Binance CEO has revealed that the crypto exchange would now work towards having a physical headquarters soon.

After facing a ton of regulatory scrutiny about its lack of a physical headquarters anywhere in the world, Changpeng Zhao, the CEO of Binance, the largest crypto exchange by trading volume, has revealed that the exchange would be embracing a centralized headquarters sometime soon.

Binance lacks a physical headquarter

Binance, created four years ago, has tried to operate majorly as a decentralized platform despite its centralized framework.
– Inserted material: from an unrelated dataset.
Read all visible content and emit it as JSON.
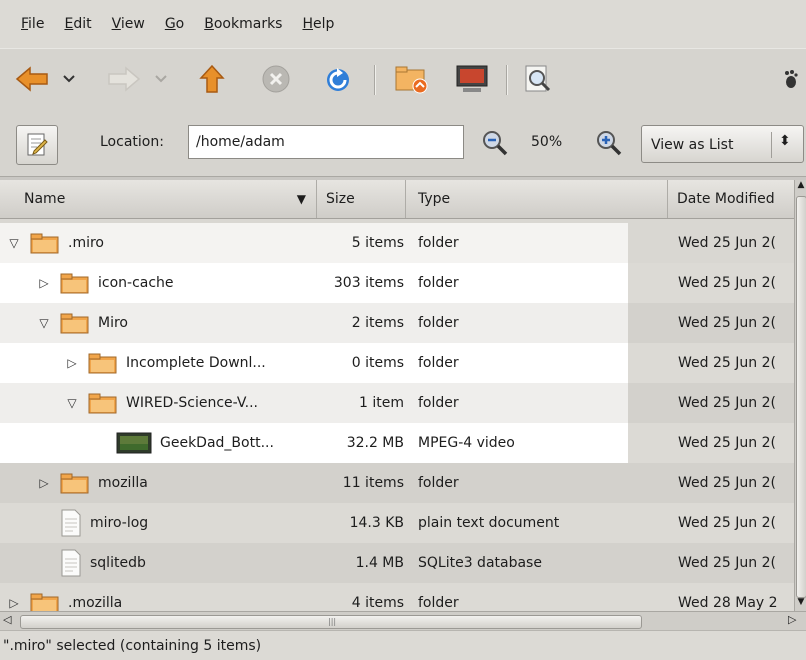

Regulators in the UK and other countries had cited its lack of a headquarter as a major and had severally warned users of the crypto firm to desist because no one can be held responsible in cases of a fallout.

However, Per CZ, the sudden decision was borne out of the need to appease the regulators. He said that “The regulators ask us ‘where’s your headquarters?’ and our response is, ‘well, we don’t have a headquarters.’ That doesn’t go well with regulators. They don’t know how to work with us. Sometimes they even think we are dodgy.”

Binance to now operate like the usual “centralized exchange”

Interestingly, the crypto exchange initially registered with the Cayman Islands, and purportedly had a place in Malta. However, it never got a license from any of these jurisdictions. This lack of “license” is what the likes of South Africa, Singapore, and others have cited as to why the exchange is unwelcome in their space.

Zhao further revealed that “For the centralized exchange business, we need to be centralized. We need to have a centralized entity behind it with clear investors, proper board governance, very transparent KYC/AML procedures, and strong risk controls.”

It is important to note that all of Binance recent regulatory compliant measures are being done in order to make the exchange more regulatory friendly. 

The exchange has shown some level of commitment to this endeavor by reducing its leverage limits, mandating that all its users embrace the know-your-customer (KYC) policy before they enjoy its services, and also embracing ways of fighting money laundering accusations levied against the platform.